It is appropriate. Being Haresh Sharma fits into the director's current interest in reworking canon.
Last year, she reinterpreted Ophelia from Hamlet and Greek tragedy Electra. In Being Haresh Sharma, there are interpretations of what it means to be, say, a Malay woman in Singapore, as seen in Sharma's plays.
Siti Khalijah Zainal replays her roles as a maid from Sharma's Model Citizens, a politician from his Gemuk Girls (2009) and the much-loved schizophrenic from Off Centre. She plays herself, the actress who inspired Sharma to create the acclaimed Best Of in 2013.
Being Haresh Sharma is respectful, irreverent, manic and magical, but it is overlong in its commitment to displaying and dissecting his works.
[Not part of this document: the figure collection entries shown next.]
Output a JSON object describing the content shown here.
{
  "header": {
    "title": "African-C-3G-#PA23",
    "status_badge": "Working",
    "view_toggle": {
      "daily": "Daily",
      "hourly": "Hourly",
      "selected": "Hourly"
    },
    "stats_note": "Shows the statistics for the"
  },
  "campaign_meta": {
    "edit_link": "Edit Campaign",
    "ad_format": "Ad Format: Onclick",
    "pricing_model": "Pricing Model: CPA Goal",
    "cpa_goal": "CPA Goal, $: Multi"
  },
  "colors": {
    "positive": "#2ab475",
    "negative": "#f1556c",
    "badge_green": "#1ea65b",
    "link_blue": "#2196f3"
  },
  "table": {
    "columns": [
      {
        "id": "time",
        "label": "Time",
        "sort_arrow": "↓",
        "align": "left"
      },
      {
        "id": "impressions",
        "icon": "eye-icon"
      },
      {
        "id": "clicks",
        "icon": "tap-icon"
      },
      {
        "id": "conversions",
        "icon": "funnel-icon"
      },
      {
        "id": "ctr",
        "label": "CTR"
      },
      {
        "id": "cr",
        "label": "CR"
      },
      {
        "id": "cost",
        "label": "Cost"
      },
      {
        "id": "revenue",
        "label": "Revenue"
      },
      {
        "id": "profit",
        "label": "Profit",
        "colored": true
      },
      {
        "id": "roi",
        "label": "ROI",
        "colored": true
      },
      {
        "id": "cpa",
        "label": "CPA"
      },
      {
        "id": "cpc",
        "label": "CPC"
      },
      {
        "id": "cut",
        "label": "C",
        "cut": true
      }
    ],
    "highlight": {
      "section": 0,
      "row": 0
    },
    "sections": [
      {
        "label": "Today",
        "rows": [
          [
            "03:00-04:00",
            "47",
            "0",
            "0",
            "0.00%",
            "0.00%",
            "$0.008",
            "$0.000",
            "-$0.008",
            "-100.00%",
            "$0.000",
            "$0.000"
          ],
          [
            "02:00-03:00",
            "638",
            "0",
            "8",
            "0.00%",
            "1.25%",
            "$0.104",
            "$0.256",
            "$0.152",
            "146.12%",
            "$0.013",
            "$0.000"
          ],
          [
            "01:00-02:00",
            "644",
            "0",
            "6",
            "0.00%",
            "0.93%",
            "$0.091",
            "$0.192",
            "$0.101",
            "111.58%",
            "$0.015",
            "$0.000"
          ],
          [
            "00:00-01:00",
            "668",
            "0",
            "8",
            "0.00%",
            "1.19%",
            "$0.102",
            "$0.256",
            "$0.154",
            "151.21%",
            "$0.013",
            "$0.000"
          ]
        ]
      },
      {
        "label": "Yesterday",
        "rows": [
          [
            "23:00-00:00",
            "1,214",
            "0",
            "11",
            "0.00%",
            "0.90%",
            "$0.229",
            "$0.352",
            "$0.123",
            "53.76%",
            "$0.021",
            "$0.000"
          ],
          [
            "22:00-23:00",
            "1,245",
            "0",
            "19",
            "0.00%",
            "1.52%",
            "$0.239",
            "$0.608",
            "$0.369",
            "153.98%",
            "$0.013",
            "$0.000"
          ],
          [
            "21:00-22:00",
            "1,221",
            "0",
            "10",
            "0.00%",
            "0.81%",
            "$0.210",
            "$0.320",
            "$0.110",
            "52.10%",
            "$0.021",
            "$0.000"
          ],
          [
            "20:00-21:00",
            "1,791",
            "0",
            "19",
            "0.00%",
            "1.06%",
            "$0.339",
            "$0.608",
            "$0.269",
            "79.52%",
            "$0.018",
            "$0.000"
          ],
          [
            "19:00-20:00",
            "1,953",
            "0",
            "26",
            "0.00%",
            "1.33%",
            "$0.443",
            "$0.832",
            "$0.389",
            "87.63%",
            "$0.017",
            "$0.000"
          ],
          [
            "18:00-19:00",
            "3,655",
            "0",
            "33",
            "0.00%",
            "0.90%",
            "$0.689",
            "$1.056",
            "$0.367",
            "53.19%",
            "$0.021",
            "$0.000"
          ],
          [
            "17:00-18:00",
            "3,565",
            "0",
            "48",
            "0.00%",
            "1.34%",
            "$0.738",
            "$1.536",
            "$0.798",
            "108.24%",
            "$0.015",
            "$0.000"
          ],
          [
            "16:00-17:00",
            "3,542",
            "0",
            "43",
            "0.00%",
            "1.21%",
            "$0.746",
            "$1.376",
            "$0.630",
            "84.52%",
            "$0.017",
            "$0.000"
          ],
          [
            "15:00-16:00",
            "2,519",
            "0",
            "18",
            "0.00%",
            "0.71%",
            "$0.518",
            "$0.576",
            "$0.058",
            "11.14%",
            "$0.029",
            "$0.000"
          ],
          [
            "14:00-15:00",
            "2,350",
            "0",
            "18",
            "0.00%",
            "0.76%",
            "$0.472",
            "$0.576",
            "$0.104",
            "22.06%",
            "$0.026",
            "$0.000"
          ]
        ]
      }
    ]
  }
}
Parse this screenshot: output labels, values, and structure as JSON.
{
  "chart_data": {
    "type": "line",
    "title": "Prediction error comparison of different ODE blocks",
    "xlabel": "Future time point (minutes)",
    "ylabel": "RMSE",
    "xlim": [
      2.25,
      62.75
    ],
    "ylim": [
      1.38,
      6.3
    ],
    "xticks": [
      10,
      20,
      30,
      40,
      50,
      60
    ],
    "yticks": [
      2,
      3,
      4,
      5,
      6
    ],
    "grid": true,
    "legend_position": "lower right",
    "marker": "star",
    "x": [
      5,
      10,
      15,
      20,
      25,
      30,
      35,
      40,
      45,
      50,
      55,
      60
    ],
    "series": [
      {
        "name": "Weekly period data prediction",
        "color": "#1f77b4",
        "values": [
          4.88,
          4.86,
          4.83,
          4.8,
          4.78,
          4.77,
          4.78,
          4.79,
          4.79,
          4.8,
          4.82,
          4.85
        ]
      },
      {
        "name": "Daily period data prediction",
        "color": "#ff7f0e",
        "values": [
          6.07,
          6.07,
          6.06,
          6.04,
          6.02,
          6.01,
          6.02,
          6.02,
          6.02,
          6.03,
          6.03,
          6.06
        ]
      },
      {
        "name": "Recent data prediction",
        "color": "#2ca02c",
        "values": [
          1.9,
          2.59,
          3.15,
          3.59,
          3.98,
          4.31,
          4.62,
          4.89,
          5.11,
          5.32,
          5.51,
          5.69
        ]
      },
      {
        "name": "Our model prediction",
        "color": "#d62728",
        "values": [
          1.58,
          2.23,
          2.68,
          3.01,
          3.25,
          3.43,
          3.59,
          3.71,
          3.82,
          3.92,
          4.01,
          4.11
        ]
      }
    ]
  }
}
A similar work-in-progress directed by Koh Wan Ching earlier this year (precise purpose of being broken) faced similar problems: There is too much for a single evening, especially when scenes continue to pluck the same note of emotional intensity. Even comic sketches buzz with underlying horror.
This is still a must-watch work that celebrates The Necessary Stage's past and triumphantly declares a manifesto for the present and future of theatre-makers in Singapore.
When Karen Tan, Ghafir Akbar and Jean Ng enact scenes from Still Building, a video of Tan's earlier work in the 1992 staging plays in the background. When the actors end the evening by re-enacting the titles of Sharma's plays, they no longer do so for pure, comic effect. They chant until the lights fade, calling to life texts that are still to be written.